National Park of Tanzania

The Ibanda-Kyerwa National Park, previously Ibanda Game Reserve, (Hifahdi ya Taifa ya Ibanda-Kyerwa, in Swahili) is a national park in Tanzania, with the IUCN category II located within Kyerwa District of the Kagera Region of Tanzania.

==Overview==
The game reserve was designated in 1974, it received an updgraded designation of national park in 2019. The area of the national park is 200 sqkm. The area was the ancestral home to the Nyambo people and a domain of the former Karagwe Kingdom prior to European colonialism. The park, which is rich in wildlife attractions, is situated in a unique location in Tanzania's west corner, bordering both the south-west border of Uganda across the Kagera River and Akagera National Park in Rwanda.

==Ecology==
Animals found in this national park include hippos, antelopes, Thomson's gazelles, impalas, elands, and baboons. The park can be reached by flight from Dar es Salaam Airport to Bukoba Airport and then by road from Bukoba town to the park.

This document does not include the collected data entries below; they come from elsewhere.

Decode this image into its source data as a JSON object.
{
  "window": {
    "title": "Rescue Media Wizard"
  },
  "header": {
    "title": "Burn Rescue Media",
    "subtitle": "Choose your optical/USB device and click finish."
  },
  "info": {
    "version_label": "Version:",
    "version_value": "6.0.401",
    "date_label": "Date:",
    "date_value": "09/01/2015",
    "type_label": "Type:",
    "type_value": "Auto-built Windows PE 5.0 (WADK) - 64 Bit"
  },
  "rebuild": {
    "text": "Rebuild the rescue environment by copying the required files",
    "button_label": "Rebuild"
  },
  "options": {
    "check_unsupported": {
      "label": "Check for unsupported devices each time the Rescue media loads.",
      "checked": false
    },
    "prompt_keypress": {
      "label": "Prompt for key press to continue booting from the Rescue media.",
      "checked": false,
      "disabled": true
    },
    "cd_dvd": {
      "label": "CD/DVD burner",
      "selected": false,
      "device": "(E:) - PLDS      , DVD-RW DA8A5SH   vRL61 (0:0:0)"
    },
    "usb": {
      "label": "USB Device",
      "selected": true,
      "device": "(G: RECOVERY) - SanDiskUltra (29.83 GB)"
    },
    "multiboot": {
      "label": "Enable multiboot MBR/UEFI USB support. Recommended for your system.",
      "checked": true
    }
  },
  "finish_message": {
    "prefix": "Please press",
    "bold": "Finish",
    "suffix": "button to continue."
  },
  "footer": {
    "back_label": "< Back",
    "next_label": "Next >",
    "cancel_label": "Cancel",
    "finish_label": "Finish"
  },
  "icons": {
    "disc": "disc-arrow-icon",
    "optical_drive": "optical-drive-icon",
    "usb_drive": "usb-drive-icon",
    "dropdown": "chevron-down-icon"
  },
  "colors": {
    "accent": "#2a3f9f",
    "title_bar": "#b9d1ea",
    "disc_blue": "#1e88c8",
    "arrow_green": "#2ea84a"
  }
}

The rainy season is between January and April. Kagera River is the main source of water for this park and nourishes its rich resources. Trophy hunting safaris are the most common commercial activities in a small portion of the park that is still a game reserve area.

== Tourist arrivals ==
Ibanda Kyerwa is one of the least visited national parks in Tanzania, with visitor statistics frequently absent from popular sources. To address this and increase tourist arrivals, in 2024 the government invested TSh 3.9 billion (approximately US$1.45 million as of September 2024) to develop tourism facilities within the park.